The image processing device according to claim 1, characterized in that the extraction means extracts the features for matching using a neural network that receives as input a partial image including the person and the reliability and outputs the features for matching.

The image processing device according to claim 1 or 2, characterized in that one or more of the plurality of feature points corresponds to the position of a joint of a person.

4. The image processing apparatus according to claim 1, wherein one or more of the plurality of feature points correspond to positions of facial features of a person.

Further comprising a control means,
The recognition means compares the feature for matching extracted by the extraction means with feature amounts of the plurality of people registered in advance,
5. The image processing device according to claim 1, wherein the control means causes a display unit to display information representing a person among the plurality of persons, the person corresponding to a feature that has the shortest distance from the feature for matching.

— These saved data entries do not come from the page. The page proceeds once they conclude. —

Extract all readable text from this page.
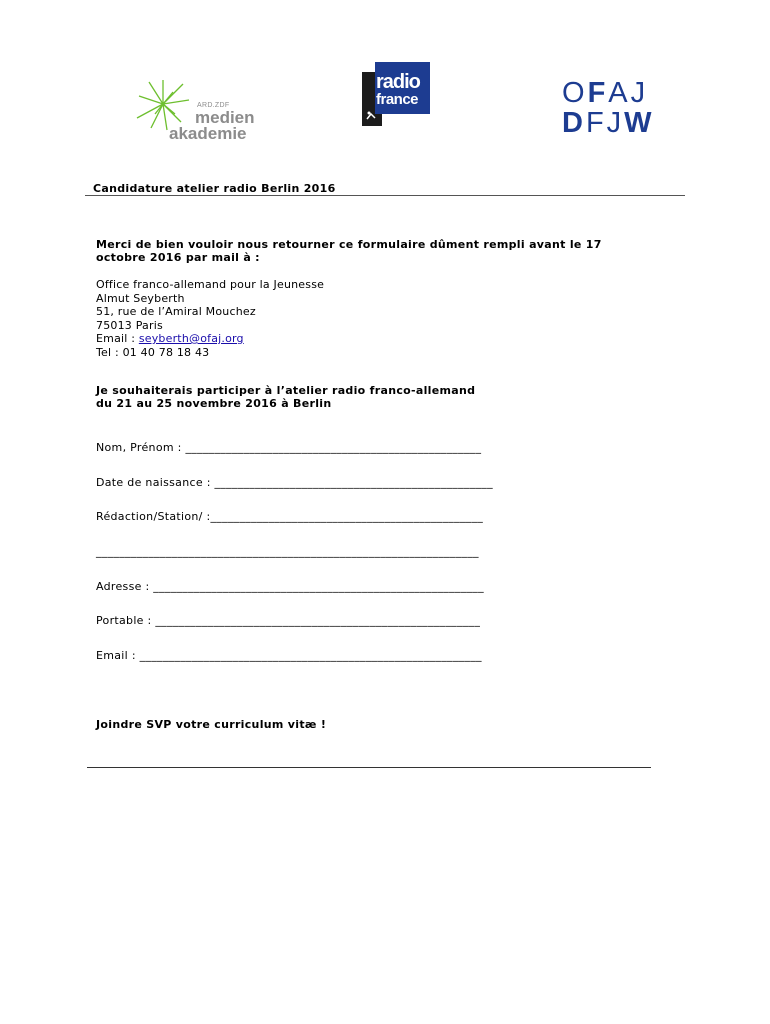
ARD.ZDF
medien
akademie
radio
france	OFAJ
DFJW
Candidature atelier radio Berlin 2016
Merci de bien vouloir nous retourner ce formulaire dûment rempli avant le 17
octobre 2016 par mail à :
Office franco-allemand pour la Jeunesse
Almut Seyberth
51, rue de l’Amiral Mouchez
75013 Paris
Email : seyberth@ofaj.org
Tel : 01 40 78 18 43
Je souhaiterais participer à l’atelier radio franco-allemand
du 21 au 25 novembre 2016 à Berlin
Nom, Prénom : ___________________________________________________
Date de naissance : ________________________________________________
Rédaction/Station/ :_______________________________________________
__________________________________________________________________
Adresse : _________________________________________________________
Portable : ________________________________________________________
Email : ___________________________________________________________
Joindre SVP votre curriculum vitæ !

6. The image processing device according to claim 5, wherein the control means identifies a predetermined number of people from among the plurality of people in order of shortest distance from the feature for matching, and causes information representing the predetermined number of people to be displayed on the display unit.

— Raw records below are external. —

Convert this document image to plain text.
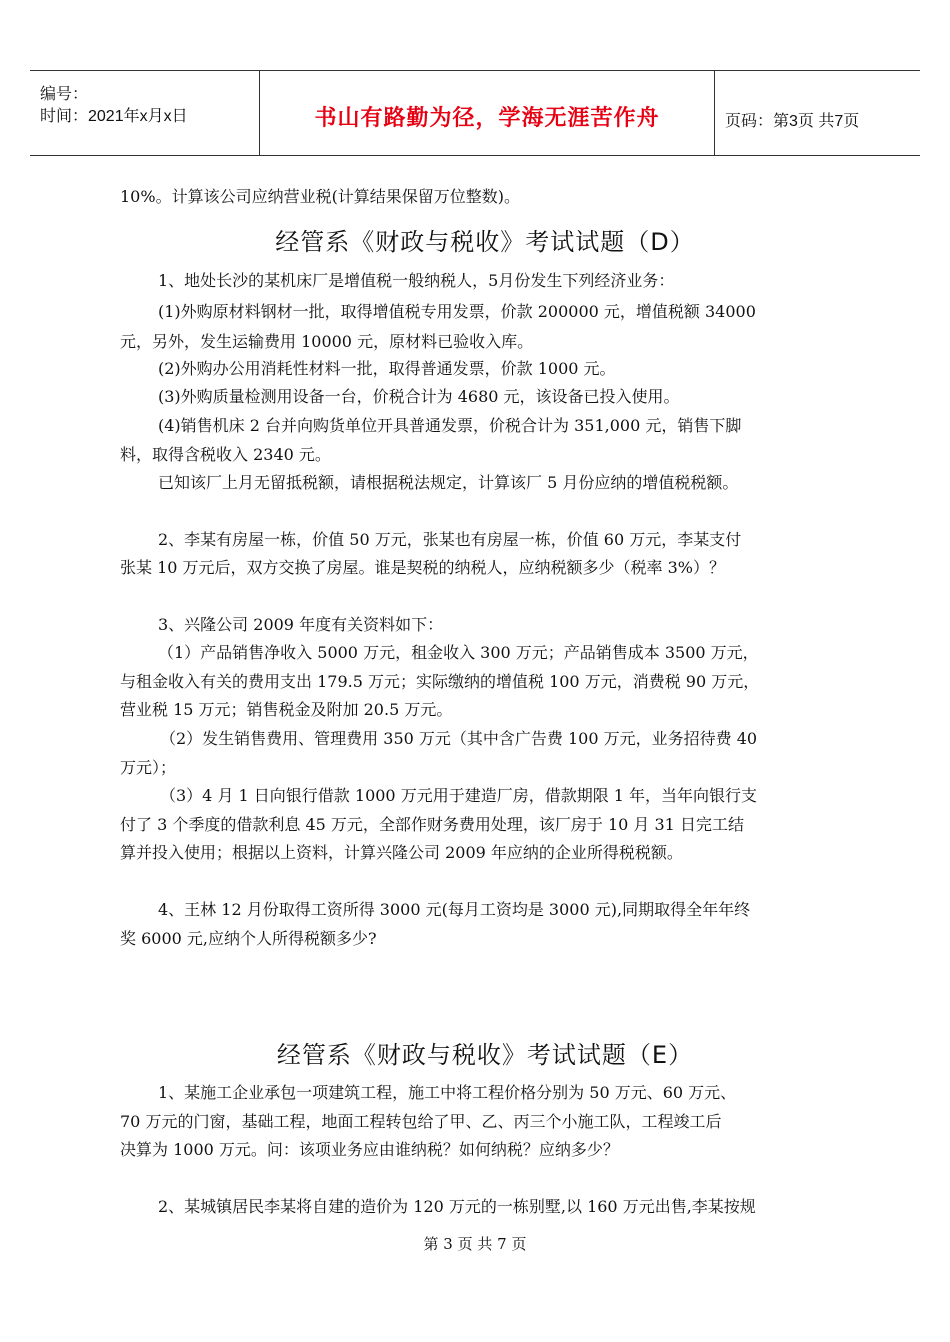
编号：
时间：2021年x月x日	书山有路勤为径，学海无涯苦作舟	页码：第3页 共7页
10%。计算该公司应纳营业税(计算结果保留万位整数)。
经管系《财政与税收》考试试题（D）
1、地处长沙的某机床厂是增值税一般纳税人，5月份发生下列经济业务：
(1)外购原材料钢材一批，取得增值税专用发票，价款 200000 元，增值税额 34000
元，另外，发生运输费用 10000 元，原材料已验收入库。
(2)外购办公用消耗性材料一批，取得普通发票，价款 1000 元。
(3)外购质量检测用设备一台，价税合计为 4680 元，该设备已投入使用。
(4)销售机床 2 台并向购货单位开具普通发票，价税合计为 351,000 元，销售下脚
料，取得含税收入 2340 元。
已知该厂上月无留抵税额，请根据税法规定，计算该厂 5 月份应纳的增值税税额。
2、李某有房屋一栋，价值 50 万元，张某也有房屋一栋，价值 60 万元，李某支付
张某 10 万元后，双方交换了房屋。谁是契税的纳税人，应纳税额多少（税率 3%）？
3、兴隆公司 2009 年度有关资料如下：
（1）产品销售净收入 5000 万元，租金收入 300 万元；产品销售成本 3500 万元，
与租金收入有关的费用支出 179.5 万元；实际缴纳的增值税 100 万元，消费税 90 万元，
营业税 15 万元；销售税金及附加 20.5 万元。
（2）发生销售费用、管理费用 350 万元（其中含广告费 100 万元，业务招待费 40
万元）；
（3）4 月 1 日向银行借款 1000 万元用于建造厂房，借款期限 1 年，当年向银行支
付了 3 个季度的借款利息 45 万元，全部作财务费用处理，该厂房于 10 月 31 日完工结
算并投入使用；根据以上资料，计算兴隆公司 2009 年应纳的企业所得税税额。
4、王林 12 月份取得工资所得 3000 元(每月工资均是 3000 元),同期取得全年年终
奖 6000 元,应纳个人所得税额多少?
经管系《财政与税收》考试试题（E）
1、某施工企业承包一项建筑工程，施工中将工程价格分别为 50 万元、60 万元、
70 万元的门窗，基础工程，地面工程转包给了甲、乙、丙三个小施工队，工程竣工后
决算为 1000 万元。问：该项业务应由谁纳税？如何纳税？应纳多少？
2、某城镇居民李某将自建的造价为 120 万元的一栋别墅,以 160 万元出售,李某按规
第 3 页 共 7 页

A program for causing a computer to function as each of the means included in the image processing apparatus according to any one of claims 1 to 6 .

an acquisition step of acquiring, from an image of a person, a plurality of feature points corresponding to a plurality of body parts of the person and a reliability indicating a likelihood that each of the feature points is the body part;
an extraction step of extracting a feature amount obtained by weighting and integrating the feature amounts for the plurality of body parts corresponding to the plurality of feature points in accordance with the reliability acquired in the acquisition step, as a matching feature amount to be compared with a feature amount of a person registered in advance;
a recognition step of determining that the person in the image is the same person as the person registered in advance when the feature amount of the person registered in advance matches the feature amount for comparison extracted in the extraction step;
13. An image processing method comprising:

9. The image processing method according to claim 8, wherein the extraction step extracts the feature for matching by a neural network that receives as input a partial image including the person and the reliability and outputs the feature for matching.